Miranda do Douro: A pastorícia fixa populações e reduz o risco de incêndios florestais

A 10 de abril, a cidade de Miranda do Douro reuniu criadores pecuários, técnicos e várias entidades para debater o contributo da pastorícia, uma atividade agropecuária, que é considerada fundamental na gestão ambiental, na fixação e na subsistência das populações rurais.

O colóquio dedicado à pastorícia foi organizado pela Associação de Criadores de Ovinos Mirandeses (ACOM) e de acordo com a secretária-técnica, Andrea Cortinhas, a iniciativa surgiu a propósito do XXIX Concurso Nacional de Ovinos de Raça Churra Galega Mirandesa.

“2026 é o ano das pastagens e dos pastores e decidimos aproveitar a realização do concurso anual de Ovinos de Raça Churra Galega Mirandesa para debater e refletir sobre o estado do setor agropecuário em Miranda do Douro. Dado o envelhecimento da população e a dificuldade em rejuvenescer o setor, continuamos a enfrentar sérias dificuldades em conservar esta raça autóctone dos ovinos mirandeses”, disse a dirigente associativa.

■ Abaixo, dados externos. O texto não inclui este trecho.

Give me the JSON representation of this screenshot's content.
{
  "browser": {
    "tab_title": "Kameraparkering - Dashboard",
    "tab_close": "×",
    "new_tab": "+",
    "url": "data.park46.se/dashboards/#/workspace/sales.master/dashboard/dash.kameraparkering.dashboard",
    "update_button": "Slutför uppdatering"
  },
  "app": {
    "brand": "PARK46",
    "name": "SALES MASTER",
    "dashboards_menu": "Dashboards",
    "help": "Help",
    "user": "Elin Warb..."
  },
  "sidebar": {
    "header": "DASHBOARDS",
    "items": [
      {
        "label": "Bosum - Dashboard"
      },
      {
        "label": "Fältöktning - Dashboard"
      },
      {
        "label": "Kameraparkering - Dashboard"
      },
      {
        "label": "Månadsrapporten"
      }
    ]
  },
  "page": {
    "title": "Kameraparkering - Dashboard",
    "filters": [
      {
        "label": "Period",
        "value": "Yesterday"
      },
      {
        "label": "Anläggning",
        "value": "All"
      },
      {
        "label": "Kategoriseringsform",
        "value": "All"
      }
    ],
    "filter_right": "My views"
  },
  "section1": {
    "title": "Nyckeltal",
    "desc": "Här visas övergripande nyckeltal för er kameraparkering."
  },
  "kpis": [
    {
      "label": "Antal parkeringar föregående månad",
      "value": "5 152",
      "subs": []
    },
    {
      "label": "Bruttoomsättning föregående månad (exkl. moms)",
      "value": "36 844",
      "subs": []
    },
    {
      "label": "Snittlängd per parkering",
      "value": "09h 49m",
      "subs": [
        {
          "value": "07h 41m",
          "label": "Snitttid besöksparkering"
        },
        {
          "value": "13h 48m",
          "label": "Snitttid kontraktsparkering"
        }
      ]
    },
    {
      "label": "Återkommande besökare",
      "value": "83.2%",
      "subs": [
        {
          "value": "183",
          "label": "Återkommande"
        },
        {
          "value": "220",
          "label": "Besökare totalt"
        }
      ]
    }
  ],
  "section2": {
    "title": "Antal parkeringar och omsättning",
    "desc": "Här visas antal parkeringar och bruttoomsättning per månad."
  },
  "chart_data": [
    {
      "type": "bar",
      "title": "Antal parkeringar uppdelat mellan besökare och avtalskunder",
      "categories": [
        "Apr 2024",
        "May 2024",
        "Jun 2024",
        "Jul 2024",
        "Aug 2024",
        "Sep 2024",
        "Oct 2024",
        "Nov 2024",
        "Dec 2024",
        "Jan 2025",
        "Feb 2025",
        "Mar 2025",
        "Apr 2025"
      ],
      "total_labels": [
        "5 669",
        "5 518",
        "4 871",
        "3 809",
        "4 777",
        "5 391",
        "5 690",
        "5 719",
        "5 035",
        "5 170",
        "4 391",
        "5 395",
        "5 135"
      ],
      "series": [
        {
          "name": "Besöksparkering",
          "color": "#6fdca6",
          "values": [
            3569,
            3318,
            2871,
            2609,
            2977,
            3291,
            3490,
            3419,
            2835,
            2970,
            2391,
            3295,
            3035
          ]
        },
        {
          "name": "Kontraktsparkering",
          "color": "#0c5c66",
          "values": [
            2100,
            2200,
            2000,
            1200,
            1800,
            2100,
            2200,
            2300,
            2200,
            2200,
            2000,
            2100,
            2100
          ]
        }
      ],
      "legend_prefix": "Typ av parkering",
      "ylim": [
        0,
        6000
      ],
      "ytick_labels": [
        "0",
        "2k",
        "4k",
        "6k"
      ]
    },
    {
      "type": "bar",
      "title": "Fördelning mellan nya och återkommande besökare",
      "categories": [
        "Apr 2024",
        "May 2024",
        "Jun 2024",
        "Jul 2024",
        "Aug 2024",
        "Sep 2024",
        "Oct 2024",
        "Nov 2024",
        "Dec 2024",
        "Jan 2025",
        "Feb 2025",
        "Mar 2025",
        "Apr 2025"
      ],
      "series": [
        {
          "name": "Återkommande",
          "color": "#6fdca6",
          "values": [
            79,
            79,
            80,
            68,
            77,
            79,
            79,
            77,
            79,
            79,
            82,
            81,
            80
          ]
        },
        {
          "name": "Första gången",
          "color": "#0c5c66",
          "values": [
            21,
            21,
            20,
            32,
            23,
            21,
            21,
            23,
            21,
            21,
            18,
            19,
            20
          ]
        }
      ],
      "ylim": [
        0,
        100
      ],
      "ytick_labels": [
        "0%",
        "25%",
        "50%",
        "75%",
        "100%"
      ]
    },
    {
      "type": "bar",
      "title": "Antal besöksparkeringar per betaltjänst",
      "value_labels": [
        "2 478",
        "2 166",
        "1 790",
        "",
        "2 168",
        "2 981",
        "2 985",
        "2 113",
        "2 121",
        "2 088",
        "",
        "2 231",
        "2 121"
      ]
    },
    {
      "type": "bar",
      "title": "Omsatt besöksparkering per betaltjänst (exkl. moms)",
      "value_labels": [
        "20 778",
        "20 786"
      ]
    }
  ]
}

O anfitrião do encontro, o vice-presidente do município de Miranda do Douro, Nuno Rodrigues, felicitou a Associação de Criadores de Ovinos Mirandeses (ACOM) pela organização do colóquio dedicado à pastorícia.

“Perante o declínio do número de animais ruminantes e o abandono dos campos, este colóquio permitiu-nos debater o problema e definir estratégias para inverter esta realidade. Saúdo, por isso, o apoio financeiro significativo do governo à instalação de novos criadores pecuários”, disse o autarca mirandês.

O encontro em Miranda do Douro contou com a participação do secretário de Estado das Florestas, Rui Ladeira, que na sua intervenção alertou para a redução em Portugal, do número de animais ruminantes e de pastores.

“Desde 1989 houve uma diminuição de 40% de animais ruminantes, em Portugal, e porconseguinte também houve uma redução no número de pastores”, indicou o governante.

Para contrariar esta tendência, o secretário de Estado das Florestas, Rui Ladeira, referiu-se à recente medida de apoio à instalação de novos produtores pecuários, com a atribuição de 30 mil euros.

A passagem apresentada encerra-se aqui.